Windows Azure Active Directory: The Giant Slowly Awakens

Windows Azure Active Directory: The Giant Slowly Awakens

Windows Azure Active Directory isn’t like other IDaaS offerings...yet.

Last week, Microsoft announced that Windows Azure Active Directory has been released for general availability. This means it’s now officially ready for production. In the web services world, this doesn’t mean a whole lot; we all used Gmail for years with the “beta” tag attached and pretty much ignored it. This also very true in Azure AD’s case. With the GA release, Azure AD now has the ability to add an AD instance (a “tenant”) to your Azure subscription if you login with a Microsoft (formerly known as Live) account, and granting and revoking application directory access permissions has been simplified.

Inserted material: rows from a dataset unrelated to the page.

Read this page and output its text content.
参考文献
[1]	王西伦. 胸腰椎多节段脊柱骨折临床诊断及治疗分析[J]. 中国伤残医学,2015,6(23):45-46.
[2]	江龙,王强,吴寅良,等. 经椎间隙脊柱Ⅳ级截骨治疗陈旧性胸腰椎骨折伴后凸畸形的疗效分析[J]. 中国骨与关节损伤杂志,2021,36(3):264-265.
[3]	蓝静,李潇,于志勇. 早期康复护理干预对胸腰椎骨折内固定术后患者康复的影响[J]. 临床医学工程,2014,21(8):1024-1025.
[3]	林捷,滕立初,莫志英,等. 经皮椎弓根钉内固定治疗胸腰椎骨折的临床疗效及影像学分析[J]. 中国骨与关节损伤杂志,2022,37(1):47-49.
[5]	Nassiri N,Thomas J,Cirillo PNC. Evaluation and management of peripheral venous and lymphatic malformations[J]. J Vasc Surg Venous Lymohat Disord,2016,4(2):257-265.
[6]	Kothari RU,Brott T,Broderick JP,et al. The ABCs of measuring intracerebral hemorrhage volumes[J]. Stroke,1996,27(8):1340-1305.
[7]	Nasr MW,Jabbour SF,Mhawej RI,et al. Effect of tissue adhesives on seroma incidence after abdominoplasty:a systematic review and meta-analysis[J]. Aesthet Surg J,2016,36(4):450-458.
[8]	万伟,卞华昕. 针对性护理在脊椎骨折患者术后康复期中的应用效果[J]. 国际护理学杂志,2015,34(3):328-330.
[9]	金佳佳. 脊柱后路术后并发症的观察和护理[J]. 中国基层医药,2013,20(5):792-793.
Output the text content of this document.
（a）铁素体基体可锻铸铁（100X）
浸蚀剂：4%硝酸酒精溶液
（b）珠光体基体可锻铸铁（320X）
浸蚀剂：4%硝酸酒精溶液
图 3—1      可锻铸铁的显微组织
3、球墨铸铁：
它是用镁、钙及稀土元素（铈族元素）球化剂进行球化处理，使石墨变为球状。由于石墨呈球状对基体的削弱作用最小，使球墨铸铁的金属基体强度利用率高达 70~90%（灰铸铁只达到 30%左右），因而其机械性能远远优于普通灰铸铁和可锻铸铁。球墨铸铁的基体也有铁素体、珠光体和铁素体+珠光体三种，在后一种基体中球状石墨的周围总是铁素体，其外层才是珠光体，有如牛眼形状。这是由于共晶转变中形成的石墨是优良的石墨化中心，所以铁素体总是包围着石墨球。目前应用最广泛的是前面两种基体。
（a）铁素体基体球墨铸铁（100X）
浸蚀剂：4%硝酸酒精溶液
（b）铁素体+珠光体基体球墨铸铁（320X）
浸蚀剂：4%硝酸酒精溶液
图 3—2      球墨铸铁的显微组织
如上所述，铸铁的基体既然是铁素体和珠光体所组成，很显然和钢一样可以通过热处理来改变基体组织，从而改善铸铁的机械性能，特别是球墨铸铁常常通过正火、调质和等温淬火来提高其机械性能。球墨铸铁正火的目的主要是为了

Windows Azure AD is architecturally similar to other identity management as a service (IDaaS) vendors such as Symplified, Okta, OneLogin, Salesforce, PasswordBank, Ping Identity, and others in a rapidly growing expanding market. However, what makes Windows Azure AD confusing for the average customer to understand is that its offerings and primary use case are currently very different than its other market competitors – in some ways just the opposite.

Windows Azure AD’s Strength

The vast majority of current IDaaS vendors are cloud-based directory services that focus on giving single sign-on access to other cloud-based web service providers (e.g. SaaS) for businesses that have their own on-premises Active Directory as their primary identity provider. They do this through a collection of federated trusts they establish to service providers that support federation, and a technique called password vaulting for those that don’t. In contrast, Windows Azure AD provides services mainly to allow customers, as established identity providers, access to Microsoft’s own services like Office 365, Dynamics CRM online, Windows Intune (all SaaS apps built on the Azure PaaS platform), and of course Azure itself. And this intra-Microsoft directory access is ginormous: As noted in the Windows Azure blog, over 2.9 million businesses, governments, and schools are using it to manage access to Microsoft Online products. Over a 90-day period ending April 8th, Windows Azure AD processed 65 billion authentication requests at 99.97% availability.

Azure AD’s market strength lies in its installed base. If you’ve ever used Microsoft online business services, you already have a Windows Azure AD tenant. This has to be one of the greatest customer-acquisition strategies in software history. And if you don’t have your own Azure AD tenant, you can get your own for free. This means you’re one of more than 2,899,999 other tenants supported by what is surely the largest über-directory service the world has ever seen.

Yeah, I think the GA announcement is kind of an anticlimax.

Windows Azure AD’s Weakness

Windows Azure AD does have a couple of weaknesses compared to its IDaaS rivals. First, if you want to use Azure AD to provide simplified access to non-Microsoft cloud service providers like the others do, you must set up and maintain all the federated trusts yourself. And if the service provider doesn’t support federation, you must write your own password banking capability or you’re out of luck. So Azure AD isn’t currently competitive in the main service area most IDaaS providers focus on, and as such don’t even register on customer’s radar when they’re looking at IDaaS vendors.

Second, other IDaaS vendors provide you with a very simple way to connect your on-premises AD to their service, such as an agent residing on a server or a virtual or physical appliance you install on premises and perform a simple configuration routine upon. To connect your local AD to Azure AD, you must set up a federated trust with Microsoft Online Services using a federation service such as Active Directory Federation Services or a limited number of third party federation products. Then you must set up directory synchronization to replicate accounts from local AD to Azure AD. It’s not rocket science, but it’s more complicated than the agent / appliance route.

What’s Coming

Anyone that’s spent any time around Microsoft knows that you never count them out when they enter a market later than most. Tell me if you’ve heard this before: Build a basic technology, based on sound architecture. The technology may be lacking in features, but it has good bones. Make it free, or at least included at no extra cost if you license (in the new paradigm, subscribe to) the latest version of their larger product. Then begin adding features onto these bare bones, release by release, until it’s competitive with the rest of the market.

Sounds like Hyper-V, doesn’t it?

So pay attention to Windows Azure Active Directory. I’m sure the rest of the IDaaS market is looking over their shoulder at this slowly emerging behemoth. I’m also sure John Shewchuk and his team are working hard to incorporate competitive IDaaS capabilities into their hulking baby. And when each new capability becomes available, almost 3 million customers will have one more reason to consider Azure AD for their cloud identity management solution.